Building relationships with journalists

Yesterday I was on a panel with Larry Bommer, who reviews theater for Chicago Tribune, PerformInk, Free Press and other area papers and Karin McKie, a publicist in the performance world. The Athenaeum Theater's Arts Management Project sponsored the event, which was on 'building relationships with the media.'

What I know about Chicago theater is basically nil; fortunately Karin seemed to know just about every company and every reporter who covers the biz, and Larry described how he has been on both sides of the news--as reviewer and also having plays he wrote reviewed (The Reader, where he works, panned one of his pieces).

My biggest surprise of the evening was how many folks were unfamiliar with the idea that they have to begin their relationships with journalists by pitching them, the way you would pitch a book idea to a publisher or an ad idea. Of course, this is how much of the news gets made--someone calling up a reporter and asking, "Do you have a minute for me to pitch you a story?"

In fact, we always preach "Call, Fax [or Email], Call." In other words, figure out which reporter or reporters might be interested in your story, then call that reporter to pitch the story and only then--if the reporter is interested-- do you send the news release. Since so much random wordage comes in to newsrooms, the advantage to pitching ahead of time is to make your press release a wanted press release, which helps to move it above the rest of the dreck coming to reporters.

I used to say in trainings that 60 percent of the news came from pitches, but that's not based on any very scientific information--I wonder if anyone has any idea how much news comes from pitches?

The real point to being thoughtful about pitching is in support of the Workshop's other sermon: the reason to communicate with a journalist in the first place is never just about seeing your name in the paper, but about getting out the story you want told.

That's why we urge folks not just to pitch, but to be thoughtful about what goes into that pitch before picking up the phone (also important so as not to annoy the reporters on the other end!). How do you write a good pitch? We urge folks to play the 'headline game.'

The headline game is, if you were writing the headline on the story you want to see in tomorrow's newspaper, or as a teaser before tonight's TV news, what would it say? Nine times out of ten, that's pretty close to what you ought to say when you speak with a reporter.

We discussed what to say in terms of how to write it down and package it into a press release. To be clear, the connection between the pitch and the press release is this: write a strong release and the pitch will be easy.

So how do you write a good press release?

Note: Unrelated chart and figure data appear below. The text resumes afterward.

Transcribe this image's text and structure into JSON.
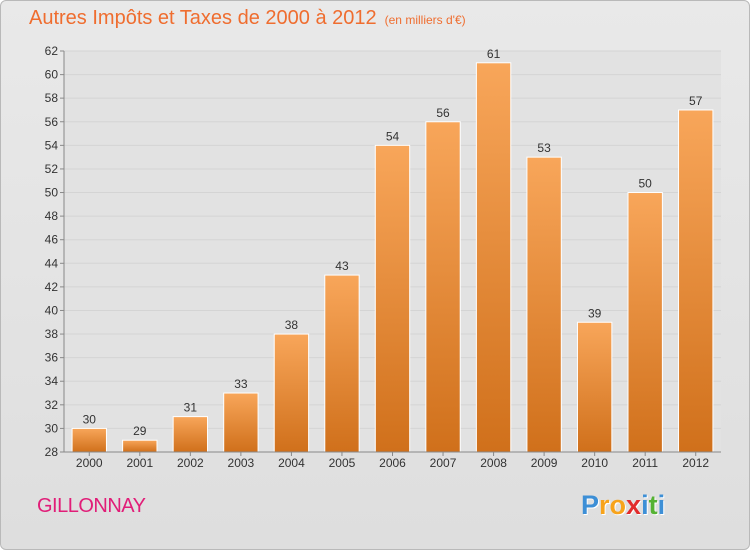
{
  "header": {
    "title": "Autres Impôts et Taxes de 2000 à 2012",
    "unit": "(en milliers d'€)"
  },
  "commune": "GILLONNAY",
  "logo": {
    "letters": [
      "P",
      "r",
      "o",
      "x",
      "i",
      "t",
      "i"
    ],
    "colors": [
      "#3d8fd6",
      "#f7a31b",
      "#f7a31b",
      "#e22b2b",
      "#3d8fd6",
      "#55b233",
      "#3d8fd6"
    ]
  },
  "colors": {
    "bar_top": "#f8a65a",
    "bar_bottom": "#d0701b",
    "grid": "#d4d4d4",
    "title": "#ef6d2f",
    "commune": "#e11d78"
  },
  "chart_data": {
    "type": "bar",
    "title": "Autres Impôts et Taxes de 2000 à 2012",
    "xlabel": "",
    "ylabel": "",
    "categories": [
      "2000",
      "2001",
      "2002",
      "2003",
      "2004",
      "2005",
      "2006",
      "2007",
      "2008",
      "2009",
      "2010",
      "2011",
      "2012"
    ],
    "values": [
      30,
      29,
      31,
      33,
      38,
      43,
      54,
      56,
      61,
      53,
      39,
      50,
      57
    ],
    "ylim": [
      28,
      62
    ],
    "ytick_step": 2,
    "grid": true
  }
}
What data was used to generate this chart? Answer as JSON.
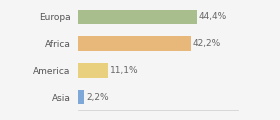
{
  "categories": [
    "Europa",
    "Africa",
    "America",
    "Asia"
  ],
  "values": [
    44.4,
    42.2,
    11.1,
    2.2
  ],
  "labels": [
    "44,4%",
    "42,2%",
    "11,1%",
    "2,2%"
  ],
  "bar_colors": [
    "#a8be8c",
    "#e8b87a",
    "#e8d07e",
    "#7ea8d8"
  ],
  "background_color": "#f5f5f5",
  "xlim": [
    0,
    60
  ],
  "bar_height": 0.55,
  "label_fontsize": 6.5,
  "tick_fontsize": 6.5
}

Larry Bommer had the quote of the evening on this (he is a playwright, after all): "If you're blowing your own horn you're going to hit wrong notes."

Theater, he said, is about creating "subversive alternative universes" not reflecting their own image back at smug bourgeois audiences -- and a good press release must capture the energy of your play, dance, or other performance work and just straightforwardly present what makes it stand out.